The arrangement, he concluded, “worked out well for both.”
Still, the practice of hiring coaches with checkered histories has provided fodder for critics who accuse Saban of prioritizing winning above values.
A Saban biographer, Monte Burke, pointed to several players with troubled pasts whom Saban actively tried to cultivate and protect, such as linebacker Rolando McClain at Alabama and running back Shyrone Carey when Saban was at Louisiana State.
“Nick was always about altering behavior,” Will Muschamp, a former Saban assistant who is now South Carolina’s coach, said in Burke’s 2015 biography of Saban. “If a person was willing to change, he’d help them. He’d do anything for them.”
Sometimes it has backfired. The controversy over Durkin created an unwelcome distraction weeks before the Crimson Tide’s playoff game. Sarkisian, who joined Saban’s staff as an analyst less than a year after his tenure at Southern California ended as he acknowledged issues with substance abuse, was Alabama’s offensive coordinator for exactly one game — a national championship loss to Clemson in 2017.

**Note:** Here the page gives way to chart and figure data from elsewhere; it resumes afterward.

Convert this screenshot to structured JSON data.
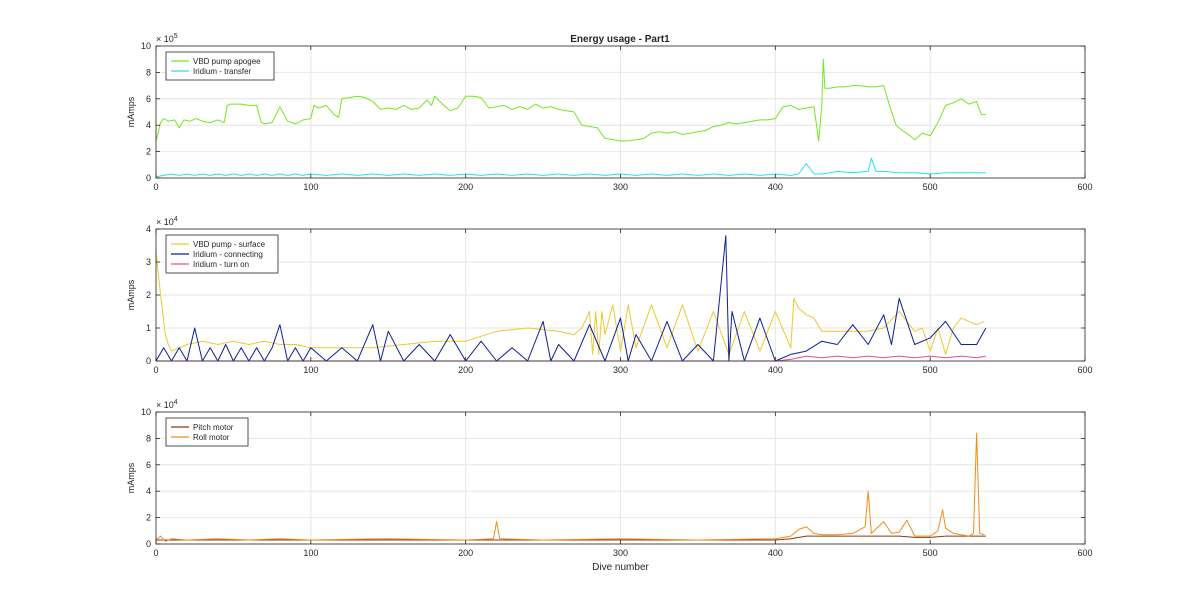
{
  "figure": {
    "title": "Energy usage - Part1"
  },
  "chart_data": [
    {
      "type": "line",
      "title": "Energy usage - Part1",
      "xlabel": "",
      "ylabel": "mAmps",
      "multiplier": {
        "base": "× 10",
        "exp": "5"
      },
      "xlim": [
        0,
        600
      ],
      "ylim": [
        0,
        10
      ],
      "xticks": [
        "0",
        "100",
        "200",
        "300",
        "400",
        "500",
        "600"
      ],
      "yticks": [
        "0",
        "2",
        "4",
        "6",
        "8",
        "10"
      ],
      "xtick_values": [
        0,
        100,
        200,
        300,
        400,
        500,
        600
      ],
      "ytick_values": [
        0,
        2,
        4,
        6,
        8,
        10
      ],
      "grid": true,
      "legend_position": "top-left",
      "series": [
        {
          "name": "VBD pump apogee",
          "color": "#77e522",
          "x": [
            0,
            3,
            5,
            8,
            12,
            15,
            18,
            22,
            26,
            30,
            35,
            40,
            44,
            46,
            48,
            55,
            60,
            65,
            68,
            70,
            75,
            80,
            85,
            90,
            95,
            100,
            102,
            105,
            110,
            115,
            118,
            120,
            125,
            130,
            135,
            140,
            145,
            150,
            155,
            160,
            165,
            170,
            175,
            178,
            180,
            185,
            190,
            195,
            200,
            205,
            210,
            215,
            220,
            225,
            230,
            235,
            240,
            245,
            250,
            255,
            260,
            265,
            270,
            275,
            280,
            285,
            290,
            295,
            300,
            305,
            310,
            315,
            320,
            325,
            330,
            335,
            340,
            345,
            350,
            355,
            360,
            365,
            370,
            375,
            380,
            385,
            390,
            395,
            400,
            405,
            410,
            415,
            420,
            425,
            428,
            430,
            431,
            432,
            435,
            440,
            445,
            450,
            455,
            460,
            465,
            470,
            474,
            478,
            482,
            486,
            490,
            495,
            500,
            505,
            510,
            515,
            520,
            525,
            530,
            533,
            536
          ],
          "values": [
            2.8,
            4.2,
            4.5,
            4.3,
            4.4,
            3.8,
            4.4,
            4.3,
            4.5,
            4.3,
            4.2,
            4.4,
            4.2,
            5.5,
            5.6,
            5.6,
            5.5,
            5.5,
            4.2,
            4.1,
            4.2,
            5.4,
            4.3,
            4.1,
            4.4,
            4.5,
            5.5,
            5.3,
            5.5,
            4.8,
            4.6,
            6.0,
            6.1,
            6.2,
            6.1,
            5.8,
            5.2,
            5.3,
            5.2,
            5.5,
            5.2,
            5.3,
            5.9,
            5.5,
            6.2,
            5.6,
            5.1,
            5.3,
            6.2,
            6.2,
            6.1,
            5.3,
            5.4,
            5.5,
            5.2,
            5.4,
            5.2,
            5.6,
            5.3,
            5.4,
            5.2,
            5.1,
            5.0,
            4.0,
            3.9,
            3.8,
            3.0,
            2.9,
            2.8,
            2.8,
            2.9,
            3.0,
            3.4,
            3.5,
            3.4,
            3.5,
            3.3,
            3.4,
            3.5,
            3.6,
            3.9,
            4.0,
            4.2,
            4.1,
            4.2,
            4.3,
            4.4,
            4.4,
            4.5,
            5.4,
            5.5,
            5.2,
            5.3,
            5.4,
            2.8,
            5.5,
            9.0,
            6.8,
            6.8,
            6.9,
            6.9,
            7.0,
            7.0,
            6.9,
            6.9,
            7.0,
            5.4,
            4.0,
            3.6,
            3.3,
            2.9,
            3.4,
            3.2,
            4.2,
            5.5,
            5.7,
            6.0,
            5.6,
            5.8,
            4.8,
            4.8
          ]
        },
        {
          "name": "Iridium - transfer",
          "color": "#22e5e5",
          "x": [
            0,
            5,
            10,
            15,
            20,
            25,
            30,
            35,
            40,
            45,
            50,
            55,
            60,
            65,
            70,
            75,
            80,
            85,
            90,
            95,
            100,
            110,
            120,
            130,
            140,
            150,
            160,
            170,
            180,
            190,
            200,
            210,
            220,
            230,
            240,
            250,
            260,
            270,
            280,
            290,
            300,
            310,
            320,
            330,
            340,
            350,
            360,
            370,
            380,
            390,
            400,
            410,
            415,
            420,
            425,
            430,
            435,
            440,
            450,
            460,
            462,
            465,
            470,
            480,
            490,
            500,
            510,
            520,
            530,
            536
          ],
          "values": [
            0.1,
            0.2,
            0.3,
            0.2,
            0.3,
            0.2,
            0.3,
            0.2,
            0.3,
            0.2,
            0.3,
            0.2,
            0.3,
            0.2,
            0.3,
            0.2,
            0.3,
            0.2,
            0.3,
            0.2,
            0.3,
            0.2,
            0.3,
            0.2,
            0.3,
            0.2,
            0.3,
            0.2,
            0.3,
            0.2,
            0.3,
            0.2,
            0.3,
            0.2,
            0.3,
            0.2,
            0.3,
            0.2,
            0.3,
            0.2,
            0.3,
            0.2,
            0.3,
            0.2,
            0.3,
            0.2,
            0.3,
            0.2,
            0.3,
            0.2,
            0.3,
            0.2,
            0.3,
            1.1,
            0.3,
            0.3,
            0.4,
            0.5,
            0.4,
            0.5,
            1.5,
            0.5,
            0.5,
            0.4,
            0.4,
            0.3,
            0.4,
            0.4,
            0.4,
            0.4
          ]
        }
      ]
    },
    {
      "type": "line",
      "title": "",
      "xlabel": "",
      "ylabel": "mAmps",
      "multiplier": {
        "base": "× 10",
        "exp": "4"
      },
      "xlim": [
        0,
        600
      ],
      "ylim": [
        0,
        4
      ],
      "xticks": [
        "0",
        "100",
        "200",
        "300",
        "400",
        "500",
        "600"
      ],
      "yticks": [
        "0",
        "1",
        "2",
        "3",
        "4"
      ],
      "xtick_values": [
        0,
        100,
        200,
        300,
        400,
        500,
        600
      ],
      "ytick_values": [
        0,
        1,
        2,
        3,
        4
      ],
      "grid": true,
      "legend_position": "top-left",
      "series": [
        {
          "name": "VBD pump - surface",
          "color": "#ecc92f",
          "x": [
            0,
            3,
            6,
            8,
            10,
            20,
            30,
            40,
            50,
            60,
            70,
            80,
            90,
            100,
            140,
            160,
            180,
            200,
            220,
            240,
            260,
            270,
            275,
            280,
            282,
            284,
            286,
            288,
            290,
            295,
            300,
            305,
            310,
            320,
            330,
            340,
            350,
            360,
            370,
            380,
            390,
            400,
            410,
            412,
            415,
            420,
            425,
            430,
            440,
            450,
            460,
            470,
            480,
            490,
            495,
            500,
            505,
            510,
            515,
            520,
            525,
            530,
            535
          ],
          "values": [
            3.3,
            2.0,
            0.8,
            0.5,
            0.3,
            0.5,
            0.6,
            0.5,
            0.6,
            0.5,
            0.6,
            0.5,
            0.5,
            0.4,
            0.4,
            0.5,
            0.6,
            0.6,
            0.9,
            1.0,
            0.9,
            0.8,
            1.0,
            1.5,
            0.2,
            1.5,
            0.2,
            1.5,
            0.8,
            1.7,
            0.3,
            1.7,
            0.4,
            1.7,
            0.4,
            1.7,
            0.3,
            1.5,
            0.2,
            1.5,
            0.3,
            1.5,
            0.4,
            1.9,
            1.6,
            1.4,
            1.3,
            0.9,
            0.9,
            0.9,
            0.9,
            1.0,
            1.5,
            0.9,
            1.0,
            0.3,
            1.0,
            0.2,
            1.0,
            1.3,
            1.2,
            1.1,
            1.2
          ]
        },
        {
          "name": "Iridium - connecting",
          "color": "#0d1f99",
          "x": [
            0,
            5,
            10,
            15,
            20,
            25,
            30,
            35,
            40,
            45,
            50,
            55,
            60,
            65,
            70,
            75,
            80,
            85,
            90,
            95,
            100,
            110,
            120,
            130,
            140,
            145,
            150,
            160,
            170,
            180,
            190,
            200,
            210,
            220,
            230,
            240,
            250,
            255,
            260,
            270,
            280,
            290,
            300,
            305,
            310,
            320,
            330,
            340,
            350,
            360,
            368,
            370,
            372,
            380,
            390,
            400,
            410,
            420,
            430,
            440,
            450,
            460,
            470,
            475,
            480,
            490,
            500,
            510,
            520,
            530,
            536
          ],
          "values": [
            0.0,
            0.4,
            0.0,
            0.4,
            0.0,
            1.0,
            0.0,
            0.4,
            0.0,
            0.5,
            0.0,
            0.4,
            0.0,
            0.4,
            0.0,
            0.4,
            1.1,
            0.0,
            0.4,
            0.0,
            0.4,
            0.0,
            0.4,
            0.0,
            1.1,
            0.0,
            0.9,
            0.0,
            0.5,
            0.0,
            0.8,
            0.0,
            0.6,
            0.0,
            0.4,
            0.0,
            1.2,
            0.0,
            0.5,
            0.0,
            1.1,
            0.0,
            1.3,
            0.0,
            0.8,
            0.0,
            1.2,
            0.0,
            0.5,
            0.0,
            3.8,
            0.0,
            1.5,
            0.0,
            1.3,
            0.0,
            0.2,
            0.3,
            0.6,
            0.5,
            1.1,
            0.5,
            1.4,
            0.5,
            1.9,
            0.5,
            0.7,
            1.2,
            0.5,
            0.5,
            1.0
          ]
        },
        {
          "name": "Iridium - turn on",
          "color": "#e64d99",
          "x": [
            0,
            50,
            100,
            150,
            200,
            250,
            300,
            350,
            400,
            410,
            420,
            430,
            440,
            450,
            460,
            470,
            480,
            490,
            500,
            510,
            520,
            530,
            536
          ],
          "values": [
            0.0,
            0.0,
            0.0,
            0.0,
            0.0,
            0.0,
            0.0,
            0.0,
            0.0,
            0.05,
            0.15,
            0.1,
            0.15,
            0.1,
            0.15,
            0.1,
            0.15,
            0.1,
            0.15,
            0.1,
            0.15,
            0.1,
            0.15
          ]
        }
      ]
    },
    {
      "type": "line",
      "title": "",
      "xlabel": "Dive number",
      "ylabel": "mAmps",
      "multiplier": {
        "base": "× 10",
        "exp": "4"
      },
      "xlim": [
        0,
        600
      ],
      "ylim": [
        0,
        10
      ],
      "xticks": [
        "0",
        "100",
        "200",
        "300",
        "400",
        "500",
        "600"
      ],
      "yticks": [
        "0",
        "2",
        "4",
        "6",
        "8",
        "10"
      ],
      "xtick_values": [
        0,
        100,
        200,
        300,
        400,
        500,
        600
      ],
      "ytick_values": [
        0,
        2,
        4,
        6,
        8,
        10
      ],
      "grid": true,
      "legend_position": "top-left",
      "series": [
        {
          "name": "Pitch motor",
          "color": "#8b3a12",
          "x": [
            0,
            20,
            40,
            60,
            80,
            100,
            150,
            200,
            250,
            300,
            350,
            400,
            410,
            420,
            430,
            440,
            450,
            460,
            470,
            480,
            490,
            500,
            510,
            520,
            530,
            536
          ],
          "values": [
            0.3,
            0.3,
            0.3,
            0.3,
            0.3,
            0.3,
            0.3,
            0.3,
            0.3,
            0.3,
            0.3,
            0.3,
            0.4,
            0.6,
            0.6,
            0.6,
            0.6,
            0.6,
            0.6,
            0.6,
            0.5,
            0.5,
            0.6,
            0.6,
            0.6,
            0.6
          ]
        },
        {
          "name": "Roll motor",
          "color": "#f28c1a",
          "x": [
            0,
            3,
            6,
            10,
            20,
            40,
            60,
            80,
            100,
            150,
            200,
            218,
            220,
            222,
            250,
            300,
            350,
            400,
            410,
            415,
            420,
            425,
            430,
            440,
            450,
            458,
            460,
            462,
            470,
            475,
            480,
            485,
            490,
            500,
            505,
            508,
            510,
            515,
            520,
            525,
            528,
            530,
            532,
            535
          ],
          "values": [
            0.3,
            0.6,
            0.2,
            0.4,
            0.3,
            0.4,
            0.3,
            0.4,
            0.3,
            0.4,
            0.3,
            0.4,
            1.7,
            0.4,
            0.3,
            0.4,
            0.3,
            0.4,
            0.6,
            1.1,
            1.3,
            0.8,
            0.7,
            0.7,
            0.8,
            1.3,
            4.0,
            0.8,
            1.7,
            0.8,
            0.9,
            1.8,
            0.6,
            0.6,
            1.0,
            2.6,
            1.2,
            0.8,
            0.7,
            0.6,
            0.8,
            8.4,
            0.8,
            0.7
          ]
        }
      ]
    }
  ]
}
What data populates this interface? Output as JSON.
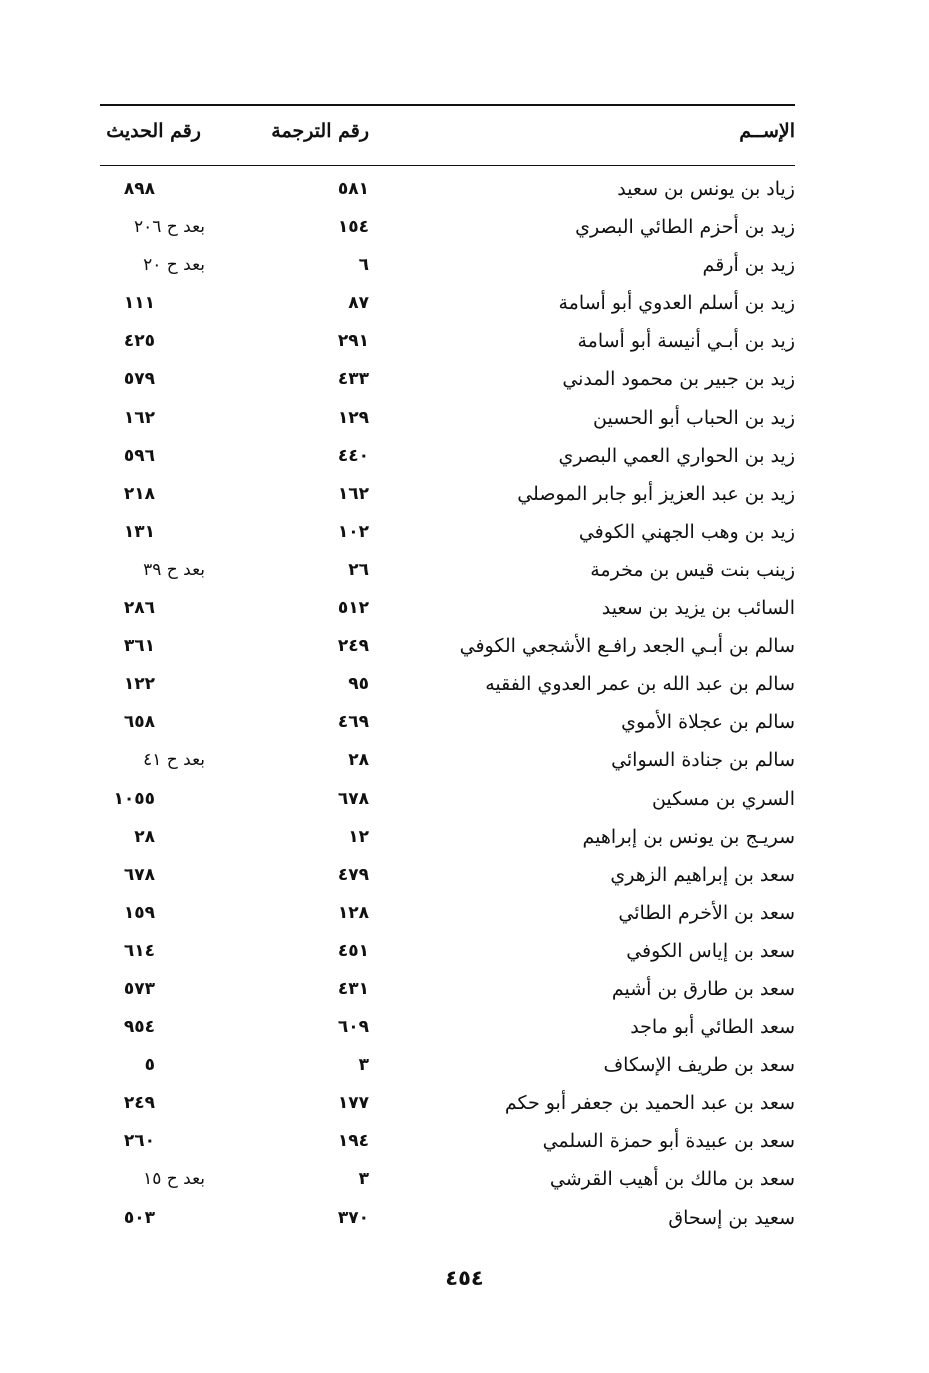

But the most notorious instance of Saban taking in a former head coach with a problematic past seems, on balance, to have worked out. This was, of course, Kiffin. Though Kiffin’s worst sin as the (extremely) young head coach at Tennessee, USC and the Oakland Raiders was arrogance, he committed it flagrantly, and before Saban made him offensive coordinator after Alabama’s 2013 season, he was considered virtually unhireable.
But Saban hired him anyway, believing that he could use what was good about Kiffin and avoid what was bad by making him a coordinator — a role that, like for all Saban coordinators, came with a prohibition on speaking with the news media.
“I always thought he was a really good coach,” Saban said at the time, according to CBS Sports. “All his issues come from something we’re not asking him to do.”